There are now thirteen policemen on Leith Street. They form a line and walk towards the students, moving the crowd towards the Dundas Bridge end of the street. Anyone who walks past the line-up will be arrested for obstruction, they tell us. A girl called Sammy tells me that her flat is just on the other side of the line. She’s not allowed to walk back to it. A lot of the people on the street claim to be in the same situation, but the cops won’t have a bar of it. “We are going to clear the street, if you’re here you’re going.” The policeman points at the paddy wagon as he says that. It’s a clear threat of arrest. So people start to move on, pushed off the street by a line-up of police and a few Campus Watch staff.
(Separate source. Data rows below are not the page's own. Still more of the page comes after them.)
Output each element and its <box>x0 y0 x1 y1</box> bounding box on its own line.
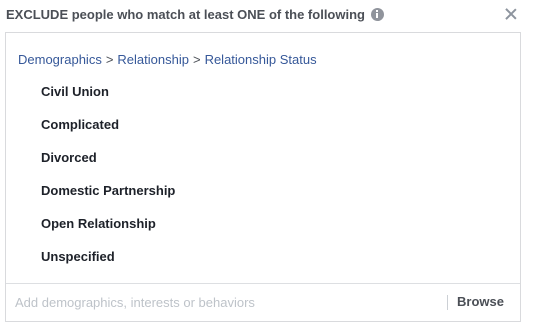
breadcrumb-relationship-status[interactable]: Relationship Status <box>205 52 317 67</box>
breadcrumb-separator: > <box>105 52 114 67</box>
breadcrumb-separator: > <box>192 52 201 67</box>
search-row: Browse <box>6 283 520 322</box>
selected-item-divorced[interactable]: Divorced <box>41 150 175 183</box>
exclude-title: EXCLUDE people who match at least ONE of… <box>6 6 365 22</box>
exclude-panel: Demographics > Relationship > Relationship S… <box>5 32 521 322</box>
selected-items-list: Civil Union Complicated Divorced Domesti… <box>41 84 175 282</box>
info-icon[interactable] <box>370 7 384 21</box>
breadcrumb-relationship[interactable]: Relationship <box>117 52 189 67</box>
close-icon[interactable] <box>503 6 519 22</box>
selected-item-domestic-partnership[interactable]: Domestic Partnership <box>41 183 175 216</box>
selected-item-open-relationship[interactable]: Open Relationship <box>41 216 175 249</box>
selected-item-complicated[interactable]: Complicated <box>41 117 175 150</box>
selected-item-civil-union[interactable]: Civil Union <box>41 84 175 117</box>
divider <box>447 295 448 310</box>
breadcrumb-demographics[interactable]: Demographics <box>18 52 102 67</box>
selected-item-unspecified[interactable]: Unspecified <box>41 249 175 282</box>
browse-button[interactable]: Browse <box>457 294 504 309</box>
breadcrumb: Demographics > Relationship > Relationship S… <box>18 52 317 67</box>
search-input[interactable] <box>15 293 435 311</box>
exclude-header: EXCLUDE people who match at least ONE of… <box>6 5 384 23</box>
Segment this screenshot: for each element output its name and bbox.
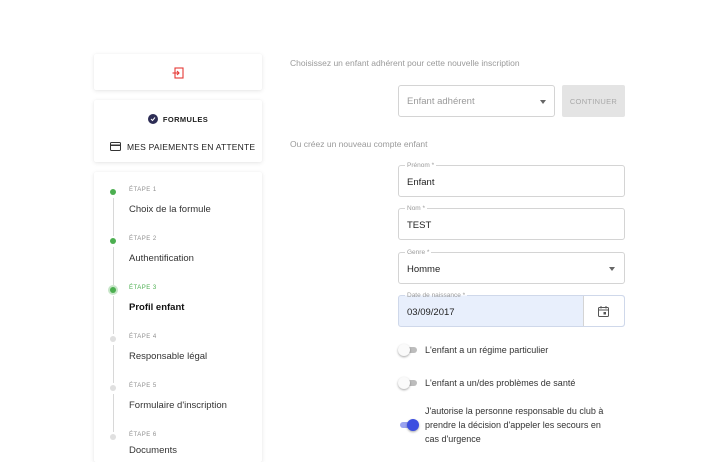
toggle-thumb <box>398 377 410 389</box>
sante-toggle-label: L'enfant a un/des problèmes de santé <box>425 378 576 388</box>
step-title: Profil enfant <box>129 302 185 313</box>
sidebar-menu-card: FORMULES MES PAIEMENTS EN ATTENTE <box>94 100 262 162</box>
step-connector <box>112 345 114 383</box>
menu-item-paiements[interactable]: MES PAIEMENTS EN ATTENTE <box>110 138 255 156</box>
step-number: ÉTAPE 1 <box>129 187 157 193</box>
stepper-card: ÉTAPE 1 Choix de la formule ÉTAPE 2 Auth… <box>94 172 262 462</box>
nom-value: TEST <box>407 220 432 231</box>
toggle-thumb <box>407 419 419 431</box>
chevron-down-icon <box>609 267 615 271</box>
step-connector <box>112 394 114 432</box>
prenom-value: Enfant <box>407 177 435 188</box>
step-title: Choix de la formule <box>129 204 211 215</box>
toggle-thumb <box>398 344 410 356</box>
check-circle-icon <box>147 114 158 124</box>
step-connector <box>112 247 114 285</box>
menu-item-formules[interactable]: FORMULES <box>94 114 262 124</box>
step-pending-dot <box>110 336 116 342</box>
sidebar-logout-card <box>94 54 262 90</box>
step-number: ÉTAPE 4 <box>129 334 157 340</box>
secours-toggle[interactable] <box>398 419 419 431</box>
prenom-label: Prénom * <box>405 161 437 170</box>
step-done-dot <box>110 238 116 244</box>
credit-card-icon <box>110 138 121 156</box>
step-number: ÉTAPE 6 <box>129 432 157 438</box>
nom-field[interactable]: Nom * TEST <box>398 204 625 240</box>
choose-child-hint: Choisissez un enfant adhérent pour cette… <box>290 58 520 68</box>
genre-select[interactable]: Genre * Homme <box>398 248 625 284</box>
date-naissance-field[interactable]: Date de naissance * 03/09/2017 <box>398 291 625 327</box>
genre-label: Genre * <box>405 248 432 257</box>
step-number: ÉTAPE 3 <box>129 285 157 291</box>
step-number: ÉTAPE 2 <box>129 236 157 242</box>
nom-label: Nom * <box>405 204 428 213</box>
step-title: Authentification <box>129 253 194 264</box>
menu-item-paiements-label: MES PAIEMENTS EN ATTENTE <box>127 142 256 152</box>
sante-toggle[interactable] <box>398 377 418 389</box>
genre-value: Homme <box>407 264 441 275</box>
prenom-field[interactable]: Prénom * Enfant <box>398 161 625 197</box>
date-naissance-value: 03/09/2017 <box>407 307 455 318</box>
create-child-hint: Ou créez un nouveau compte enfant <box>290 139 428 149</box>
step-pending-dot <box>110 434 116 440</box>
regime-toggle[interactable] <box>398 344 418 356</box>
calendar-icon <box>598 306 609 317</box>
secours-toggle-label: J'autorise la personne responsable du cl… <box>425 406 604 444</box>
child-select[interactable]: Enfant adhérent <box>398 85 555 117</box>
continue-button[interactable]: CONTINUER <box>562 85 625 117</box>
child-select-value: Enfant adhérent <box>407 96 475 107</box>
step-done-dot <box>110 189 116 195</box>
regime-toggle-label: L'enfant a un régime particulier <box>425 345 549 355</box>
date-picker-button[interactable] <box>583 296 624 326</box>
step-title: Formulaire d'inscription <box>129 400 227 411</box>
logout-icon[interactable] <box>172 66 184 79</box>
step-number: ÉTAPE 5 <box>129 383 157 389</box>
step-connector <box>112 296 114 334</box>
date-naissance-label: Date de naissance * <box>405 291 468 300</box>
menu-item-formules-label: FORMULES <box>162 114 209 124</box>
step-pending-dot <box>110 385 116 391</box>
step-title: Responsable légal <box>129 351 208 362</box>
chevron-down-icon <box>540 100 546 104</box>
step-active-dot <box>110 287 116 293</box>
step-title: Documents <box>129 445 178 456</box>
step-connector <box>112 198 114 236</box>
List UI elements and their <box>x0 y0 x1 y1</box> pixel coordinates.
It takes a long time to get everyone off the street. A guy pees into a hedge, unaware of what’s happening until Annabel asks him to move on. “But whyyy?” he asks. And then it’s over. The street behind us is drained of all life, apart from the students who have only just made their way around the block to get back to their flats. On the deserted street, about ten metres in front of a full line-up of uniformed police, two freshers are intensely making out.

Things are quiet. The cops drive away. “Time for a cup of tea?” Annabel asks. We nod. 

We return to St Dave’s and visit Michael in the control room before heading up for some hot drinks. He is frustrated by the volume of unnecessary requests for the safety car. A lot of people ask for a ride validly, but it makes the job difficult when some people use it as a taxi. It can be hard to figure out whether people actually need help or not. “We might take you to Maccas, but we won’t drive you to town. It’s about getting home safely, it’s not a taxi service.”

It’s 1.30am. I am so tired, despite the numerous coffees since 8pm. We’ve walked about 10km. My legs are sore. I think I’m getting a cold. Campus Watch still have over five hours to go. Their ten-hour shift will finish up at 7am. As I write this, wrapped in a blanket with a glass of rosé, I’m thinking of you Campus Watch, doing a job that is most people’s worst nightmare. 

 

This article first appeared in Issue 2, 2019.
Posted 8:23pm Thursday 28th February 2019 by Erin Gourley.